Mesdames et Messieurs, c'est une réforme équilibrée et complète que je vous propose. C'est une réforme ambitieuse qui nous permettra enfin de reconstruire les parcours professionnels des fonctionnaires.
J'ai dressé aujourd'hui devant vous des grandes orientations, je vous ai exposé mes propositions. Mais – vous le savez – j'attends aussi que vous puissiez me faire part de vos propres idées car notre méthode, c'est celle de la négociation et du dialogue social.
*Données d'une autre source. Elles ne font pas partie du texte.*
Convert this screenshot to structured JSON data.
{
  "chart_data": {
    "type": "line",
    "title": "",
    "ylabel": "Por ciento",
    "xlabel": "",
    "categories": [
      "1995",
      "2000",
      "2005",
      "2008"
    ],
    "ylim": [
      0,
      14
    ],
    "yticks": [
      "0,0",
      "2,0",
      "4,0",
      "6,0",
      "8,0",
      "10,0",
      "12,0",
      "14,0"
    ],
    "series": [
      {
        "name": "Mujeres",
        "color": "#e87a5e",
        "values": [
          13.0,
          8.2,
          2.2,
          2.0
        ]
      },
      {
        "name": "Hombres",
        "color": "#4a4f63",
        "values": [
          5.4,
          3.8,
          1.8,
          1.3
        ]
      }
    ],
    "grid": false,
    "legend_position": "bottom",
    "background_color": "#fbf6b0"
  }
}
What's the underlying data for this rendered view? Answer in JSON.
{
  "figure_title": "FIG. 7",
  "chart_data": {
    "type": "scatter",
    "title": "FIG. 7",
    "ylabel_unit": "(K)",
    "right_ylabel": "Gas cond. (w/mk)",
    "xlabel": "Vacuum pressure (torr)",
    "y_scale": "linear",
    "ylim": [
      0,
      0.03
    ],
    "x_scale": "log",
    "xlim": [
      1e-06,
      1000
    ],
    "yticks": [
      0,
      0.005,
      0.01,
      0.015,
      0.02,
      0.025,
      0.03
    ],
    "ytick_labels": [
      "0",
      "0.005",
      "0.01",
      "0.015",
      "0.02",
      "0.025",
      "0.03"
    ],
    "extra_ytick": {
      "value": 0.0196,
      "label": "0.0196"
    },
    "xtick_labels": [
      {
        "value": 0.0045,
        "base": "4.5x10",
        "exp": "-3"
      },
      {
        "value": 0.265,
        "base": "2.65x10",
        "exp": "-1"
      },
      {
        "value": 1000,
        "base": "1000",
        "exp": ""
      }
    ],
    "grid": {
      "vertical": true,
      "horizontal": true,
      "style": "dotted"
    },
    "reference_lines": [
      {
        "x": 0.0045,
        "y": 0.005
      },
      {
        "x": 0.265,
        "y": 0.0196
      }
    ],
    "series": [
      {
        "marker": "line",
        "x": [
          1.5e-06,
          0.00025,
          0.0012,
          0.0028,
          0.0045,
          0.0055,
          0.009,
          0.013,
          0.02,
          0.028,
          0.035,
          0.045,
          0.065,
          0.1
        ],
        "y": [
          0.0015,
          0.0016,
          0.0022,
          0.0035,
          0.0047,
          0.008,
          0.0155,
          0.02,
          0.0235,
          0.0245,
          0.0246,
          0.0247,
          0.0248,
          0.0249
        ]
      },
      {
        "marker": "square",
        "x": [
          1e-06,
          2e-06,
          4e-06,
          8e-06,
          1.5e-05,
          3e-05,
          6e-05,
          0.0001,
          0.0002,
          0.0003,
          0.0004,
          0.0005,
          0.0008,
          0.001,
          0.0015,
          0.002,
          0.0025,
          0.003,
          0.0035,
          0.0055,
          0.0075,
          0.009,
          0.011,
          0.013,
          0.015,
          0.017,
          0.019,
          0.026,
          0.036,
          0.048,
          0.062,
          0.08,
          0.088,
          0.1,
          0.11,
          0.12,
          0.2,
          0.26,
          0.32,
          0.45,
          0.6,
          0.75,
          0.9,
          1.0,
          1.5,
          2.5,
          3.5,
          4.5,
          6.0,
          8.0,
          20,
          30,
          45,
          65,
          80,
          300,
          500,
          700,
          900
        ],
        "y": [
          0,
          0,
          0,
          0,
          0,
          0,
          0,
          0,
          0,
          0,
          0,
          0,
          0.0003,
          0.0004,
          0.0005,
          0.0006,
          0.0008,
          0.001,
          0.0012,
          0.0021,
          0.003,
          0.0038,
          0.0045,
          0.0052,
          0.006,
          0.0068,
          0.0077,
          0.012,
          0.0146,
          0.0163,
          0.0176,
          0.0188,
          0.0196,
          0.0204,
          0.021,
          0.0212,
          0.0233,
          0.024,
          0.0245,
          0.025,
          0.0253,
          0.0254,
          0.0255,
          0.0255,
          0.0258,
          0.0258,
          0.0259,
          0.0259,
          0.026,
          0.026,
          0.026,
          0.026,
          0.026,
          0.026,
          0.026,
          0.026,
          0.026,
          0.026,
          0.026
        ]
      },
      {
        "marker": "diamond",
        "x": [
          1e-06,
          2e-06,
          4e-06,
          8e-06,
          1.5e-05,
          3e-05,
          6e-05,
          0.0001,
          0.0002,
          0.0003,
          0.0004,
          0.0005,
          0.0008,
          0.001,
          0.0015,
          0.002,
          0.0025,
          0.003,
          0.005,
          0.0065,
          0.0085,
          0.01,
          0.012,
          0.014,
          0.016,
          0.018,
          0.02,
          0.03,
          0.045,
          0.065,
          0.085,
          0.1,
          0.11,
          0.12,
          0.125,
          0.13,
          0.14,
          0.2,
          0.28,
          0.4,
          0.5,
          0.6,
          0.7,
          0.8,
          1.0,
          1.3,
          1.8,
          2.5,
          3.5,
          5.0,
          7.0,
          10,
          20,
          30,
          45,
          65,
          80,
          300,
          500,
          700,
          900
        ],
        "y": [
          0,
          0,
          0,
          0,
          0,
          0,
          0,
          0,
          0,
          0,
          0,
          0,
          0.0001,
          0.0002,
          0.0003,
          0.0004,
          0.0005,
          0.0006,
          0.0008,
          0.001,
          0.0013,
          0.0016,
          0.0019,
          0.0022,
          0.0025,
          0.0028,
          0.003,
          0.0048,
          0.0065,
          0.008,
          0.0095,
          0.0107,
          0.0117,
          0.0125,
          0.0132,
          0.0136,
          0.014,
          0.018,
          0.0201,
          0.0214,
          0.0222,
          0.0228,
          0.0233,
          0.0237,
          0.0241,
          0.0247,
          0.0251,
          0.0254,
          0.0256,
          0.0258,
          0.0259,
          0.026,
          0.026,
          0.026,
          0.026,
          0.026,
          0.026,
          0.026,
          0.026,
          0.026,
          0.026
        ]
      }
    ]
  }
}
C'est en nous appuyant sur vos propositions également que nous pourrons renforcer et moderniser notre fonction publique.
Je sais que vous attendez un signal, la revalorisation du point d'indice. Je n'ai pas aujourd'hui, dans le contexte difficile que vous connaissez, de mandat sur ce point.
En revanche, je dispose effectivement d'un mandat pour conduire la négociation PPCR. Et je dispose à cet effet d'une autorisation de négocier dans le cadre du budget triennal pour 2016 et 2017. J'ai également la latitude d'engager la rénovation des grilles sur plusieurs années, telle qu'annoncée précédemment.
J'ai la conviction, donc, qu'il nous est possible – ensemble - de construire une grande réforme. C'est pourquoi j'ai la volonté de conduire cette négociation à son terme et de proposer à votre signature un projet d'accord-cadre redéfinissant la politique salariale pour les prochaines années. C'est aussi la raison pour laquelle je souhaite que cet accord recueille un accord majoritaire.
À cet égard, il me semble important que chacun d'entre nous soit en mesure de prendre ses responsabilités. Si nous n'obtenions pas d'accord majoritaire, vous devez savoir quelles dispositions le gouvernement sera conduit à ne pas retenir. D'ores et déjà, il me semble souhaitable de vous informer qu'il ne sera pas possible d'engager des mesures de nature salariale qui s'imposeront au prochain gouvernement, au-delà de 2017.
Je vous remercie et je vous laisse la parole.